The movie will premiere at Asheville Pizza and Brewing Co. at 8 p.m. Friday, March 10, and Saturday, March 11.
“I had been a part of Free Radio Asheville for years, and the story was one that I was always told needed to be made into a film,” Corey Boughton says. “Rich and layered, it had characters like only Asheville could produce. So, when I was searching for content for my first feature film, I realized that this story was the one.”
He wrote the script in 2013 when he was living in New York. Production began in summer 2020 after Boughton moved back to Asheville and was looking for something to do during COVID-19 restrictions.
Several people play younger versions of themselves in the movie, while other roles are filled by local and outside actors. The movie features music from more than 70 artists, including local bands The Southern Lights, East Coast Dirt and Sophisticated Chimps.
Radio Free Asheville operated on several channels over its history, including 107.5 FM.
“They were hunted by the FCC and forced off the air several times, always popping up again in a new location within 24 hours,” Boughton says.

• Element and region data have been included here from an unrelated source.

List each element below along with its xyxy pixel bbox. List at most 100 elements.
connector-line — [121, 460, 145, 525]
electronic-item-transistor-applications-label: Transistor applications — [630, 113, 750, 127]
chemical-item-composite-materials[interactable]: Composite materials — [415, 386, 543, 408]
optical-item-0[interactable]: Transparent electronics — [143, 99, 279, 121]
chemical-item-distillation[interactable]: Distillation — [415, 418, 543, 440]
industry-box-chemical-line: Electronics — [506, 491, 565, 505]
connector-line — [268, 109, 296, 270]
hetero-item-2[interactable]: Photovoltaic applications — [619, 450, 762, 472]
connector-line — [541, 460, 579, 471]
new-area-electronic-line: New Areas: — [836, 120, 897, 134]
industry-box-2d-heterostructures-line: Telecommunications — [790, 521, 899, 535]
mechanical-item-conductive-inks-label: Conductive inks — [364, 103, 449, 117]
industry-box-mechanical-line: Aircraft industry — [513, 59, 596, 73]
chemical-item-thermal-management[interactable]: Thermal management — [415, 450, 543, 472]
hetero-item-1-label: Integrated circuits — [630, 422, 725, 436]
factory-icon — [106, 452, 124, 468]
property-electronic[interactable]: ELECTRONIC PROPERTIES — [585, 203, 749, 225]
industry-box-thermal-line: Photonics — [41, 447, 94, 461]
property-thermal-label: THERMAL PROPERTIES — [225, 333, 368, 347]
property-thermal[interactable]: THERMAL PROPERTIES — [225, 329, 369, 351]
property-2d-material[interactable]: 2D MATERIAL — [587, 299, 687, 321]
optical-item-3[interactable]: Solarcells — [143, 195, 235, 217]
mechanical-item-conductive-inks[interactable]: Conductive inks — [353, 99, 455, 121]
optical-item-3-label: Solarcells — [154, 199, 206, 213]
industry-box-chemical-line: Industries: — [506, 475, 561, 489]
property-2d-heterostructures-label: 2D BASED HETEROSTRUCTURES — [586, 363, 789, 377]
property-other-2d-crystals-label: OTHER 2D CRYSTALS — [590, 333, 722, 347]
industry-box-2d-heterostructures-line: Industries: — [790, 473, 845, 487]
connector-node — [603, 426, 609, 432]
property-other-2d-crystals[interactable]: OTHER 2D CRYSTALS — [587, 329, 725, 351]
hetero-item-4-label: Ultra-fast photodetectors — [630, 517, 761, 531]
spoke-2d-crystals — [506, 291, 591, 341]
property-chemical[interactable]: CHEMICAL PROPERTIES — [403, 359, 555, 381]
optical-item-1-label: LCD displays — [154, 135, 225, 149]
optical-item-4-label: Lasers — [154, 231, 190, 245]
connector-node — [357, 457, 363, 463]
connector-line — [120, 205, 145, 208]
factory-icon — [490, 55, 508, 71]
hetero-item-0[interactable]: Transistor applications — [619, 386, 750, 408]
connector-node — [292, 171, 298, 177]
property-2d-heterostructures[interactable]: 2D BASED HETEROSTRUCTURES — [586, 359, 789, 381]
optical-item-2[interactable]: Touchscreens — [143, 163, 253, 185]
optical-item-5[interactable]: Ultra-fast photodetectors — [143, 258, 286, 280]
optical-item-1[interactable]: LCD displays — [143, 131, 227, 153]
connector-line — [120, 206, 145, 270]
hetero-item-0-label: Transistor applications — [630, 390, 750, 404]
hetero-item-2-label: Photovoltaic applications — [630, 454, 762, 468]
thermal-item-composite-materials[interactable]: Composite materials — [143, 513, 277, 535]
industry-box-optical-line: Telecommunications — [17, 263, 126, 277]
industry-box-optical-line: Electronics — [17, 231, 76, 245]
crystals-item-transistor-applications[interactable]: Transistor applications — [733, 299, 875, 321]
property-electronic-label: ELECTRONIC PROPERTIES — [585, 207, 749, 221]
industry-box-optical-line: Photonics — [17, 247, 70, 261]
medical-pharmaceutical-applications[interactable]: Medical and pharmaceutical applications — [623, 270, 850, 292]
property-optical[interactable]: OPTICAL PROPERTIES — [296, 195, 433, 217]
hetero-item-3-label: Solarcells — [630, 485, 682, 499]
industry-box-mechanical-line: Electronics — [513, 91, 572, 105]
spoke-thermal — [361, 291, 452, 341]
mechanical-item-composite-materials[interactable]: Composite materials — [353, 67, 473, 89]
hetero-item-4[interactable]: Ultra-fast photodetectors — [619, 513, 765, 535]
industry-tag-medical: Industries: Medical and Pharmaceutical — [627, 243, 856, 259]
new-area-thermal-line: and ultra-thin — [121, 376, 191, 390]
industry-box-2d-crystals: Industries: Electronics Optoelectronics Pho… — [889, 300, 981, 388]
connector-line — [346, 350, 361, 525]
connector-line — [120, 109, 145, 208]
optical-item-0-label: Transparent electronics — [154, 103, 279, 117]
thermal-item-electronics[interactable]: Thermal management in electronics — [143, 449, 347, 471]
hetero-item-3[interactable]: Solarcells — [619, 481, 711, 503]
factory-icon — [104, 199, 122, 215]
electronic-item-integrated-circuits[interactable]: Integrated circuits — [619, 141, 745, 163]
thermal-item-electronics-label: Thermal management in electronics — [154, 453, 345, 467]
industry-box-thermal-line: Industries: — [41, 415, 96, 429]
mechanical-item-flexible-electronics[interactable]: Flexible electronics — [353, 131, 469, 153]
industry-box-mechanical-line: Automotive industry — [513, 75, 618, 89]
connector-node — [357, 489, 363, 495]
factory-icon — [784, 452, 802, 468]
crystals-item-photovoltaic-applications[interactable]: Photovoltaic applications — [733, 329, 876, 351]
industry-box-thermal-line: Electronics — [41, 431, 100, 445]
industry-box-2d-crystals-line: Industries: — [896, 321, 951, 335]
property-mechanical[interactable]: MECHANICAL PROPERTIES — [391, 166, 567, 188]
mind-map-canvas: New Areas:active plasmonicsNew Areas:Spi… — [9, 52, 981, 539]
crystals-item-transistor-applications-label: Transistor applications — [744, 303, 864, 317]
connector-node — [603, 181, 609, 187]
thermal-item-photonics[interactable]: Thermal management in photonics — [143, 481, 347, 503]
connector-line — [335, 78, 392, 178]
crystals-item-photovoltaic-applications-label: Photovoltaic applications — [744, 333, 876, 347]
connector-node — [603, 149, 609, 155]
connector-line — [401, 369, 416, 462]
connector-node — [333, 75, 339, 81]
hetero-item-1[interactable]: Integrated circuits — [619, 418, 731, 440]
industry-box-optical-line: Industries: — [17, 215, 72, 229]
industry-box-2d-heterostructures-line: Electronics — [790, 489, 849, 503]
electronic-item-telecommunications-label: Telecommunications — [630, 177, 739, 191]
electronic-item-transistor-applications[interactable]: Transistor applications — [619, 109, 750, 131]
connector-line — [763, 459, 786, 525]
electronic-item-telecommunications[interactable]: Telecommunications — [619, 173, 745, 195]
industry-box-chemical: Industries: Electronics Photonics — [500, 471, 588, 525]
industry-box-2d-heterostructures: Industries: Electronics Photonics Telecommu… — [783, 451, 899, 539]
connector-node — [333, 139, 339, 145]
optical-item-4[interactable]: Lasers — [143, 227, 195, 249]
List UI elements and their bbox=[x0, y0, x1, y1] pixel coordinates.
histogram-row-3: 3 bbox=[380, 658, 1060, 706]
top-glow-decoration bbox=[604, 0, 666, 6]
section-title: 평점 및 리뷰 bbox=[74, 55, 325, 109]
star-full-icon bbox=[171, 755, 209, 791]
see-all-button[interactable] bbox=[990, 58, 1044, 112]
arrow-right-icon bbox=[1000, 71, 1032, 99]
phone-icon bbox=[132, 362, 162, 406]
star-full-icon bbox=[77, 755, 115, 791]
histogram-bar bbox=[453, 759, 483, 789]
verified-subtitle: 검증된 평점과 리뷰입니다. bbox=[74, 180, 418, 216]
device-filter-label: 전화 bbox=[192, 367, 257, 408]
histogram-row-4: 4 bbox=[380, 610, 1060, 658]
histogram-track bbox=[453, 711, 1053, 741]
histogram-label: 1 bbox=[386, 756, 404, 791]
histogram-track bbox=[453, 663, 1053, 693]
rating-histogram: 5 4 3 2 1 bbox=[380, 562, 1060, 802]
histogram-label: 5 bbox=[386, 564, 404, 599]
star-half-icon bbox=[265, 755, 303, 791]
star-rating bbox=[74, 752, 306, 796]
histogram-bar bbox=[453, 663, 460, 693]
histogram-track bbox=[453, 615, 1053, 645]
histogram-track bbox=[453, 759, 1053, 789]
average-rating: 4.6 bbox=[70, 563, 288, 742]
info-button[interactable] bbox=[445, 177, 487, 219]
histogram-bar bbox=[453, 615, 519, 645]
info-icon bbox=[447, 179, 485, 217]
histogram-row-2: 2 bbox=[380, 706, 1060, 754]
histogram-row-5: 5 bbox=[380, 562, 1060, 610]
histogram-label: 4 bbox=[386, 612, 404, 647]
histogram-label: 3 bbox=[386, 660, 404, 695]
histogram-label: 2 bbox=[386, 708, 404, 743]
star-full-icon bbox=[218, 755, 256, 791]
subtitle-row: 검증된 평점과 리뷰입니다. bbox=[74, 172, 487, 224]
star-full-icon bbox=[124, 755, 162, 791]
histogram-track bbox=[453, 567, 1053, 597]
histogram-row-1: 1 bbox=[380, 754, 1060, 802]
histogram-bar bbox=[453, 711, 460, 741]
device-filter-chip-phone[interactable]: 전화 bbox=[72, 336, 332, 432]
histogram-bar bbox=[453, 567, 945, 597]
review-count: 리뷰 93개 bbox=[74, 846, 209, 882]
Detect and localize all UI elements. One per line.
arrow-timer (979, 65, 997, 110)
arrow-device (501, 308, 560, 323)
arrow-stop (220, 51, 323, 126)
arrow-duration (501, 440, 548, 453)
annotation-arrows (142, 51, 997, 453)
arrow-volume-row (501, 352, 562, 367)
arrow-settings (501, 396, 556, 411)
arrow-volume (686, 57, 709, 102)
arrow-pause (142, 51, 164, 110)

Asheville Pizza and Brewing Co. is at 675 Merrimon Ave. For more information, go to avl.mx/cgd. To see the movie trailer, visit avl.mx/cgc.
On the fringe
The 21st Asheville Fringe Arts Festival will be Sunday, March 19-Sunday, March 26, at various locations. The festival will include more than 50 performances, including dance, theater, puppetry, music and film.
In addition to its regular venues, Fringe is taking over Foundy Street in the River Arts District, with events at Art Garden, Tyger Tyger Gallery, the Marquee, the Grail Moviehouse, House of Kismet and the Cloud Room at the Wedge.
Among highlights of the festival, Cooper Bates will perform “Blacked Out,” part two of his 2020 autobiographical one-man show “Black When I was a Boy;” Asheville’s The Cardboard Sea theater company will present radio serial “Speckles, the Sinister Pirate” as a free, self-guided audio tour around Foundy Street; and musical duo A Glassy Ruckus will perform work inspired by Yiddish folk tales about animals and interspecies relationships.
In addition, Fringe film night returns with two programs of short films from Asheville and all over the world.
For more information or to buy tickets, go to avl.mx/cge.
All about that brass
The Blue Ridge Symphonic Brass will present a free concert at Cathedral of All Souls Episcopal Church at 4 p.m. Sunday, March 12.
Led by conductor Jamie Hafner, the ensemble will present styles ranging from baroque to popular to contemporary, including an antiphonal brass choir selection by Italian composer Giovanni Gabrieli.
Cathedral of All Souls is at 9 Swan St. in Biltmore Village. For more information, go to avl.mx/cgg.
Queer Studies Conference
UNC Asheville will host its biennial Queer Studies Conference Friday, March 24-Sunday, March 26. The event will bring scholars, artists and activists together for workshops and presentations on the theme “Blooming: Metamorphoses and Seasons of Queerness.”
Keynote speakers will be Alexis Pauline Gumbs, recipient of the 2022 Whiting Award in Nonfiction, and Andie Morgenlander, co-founder of the Justice Film Collective.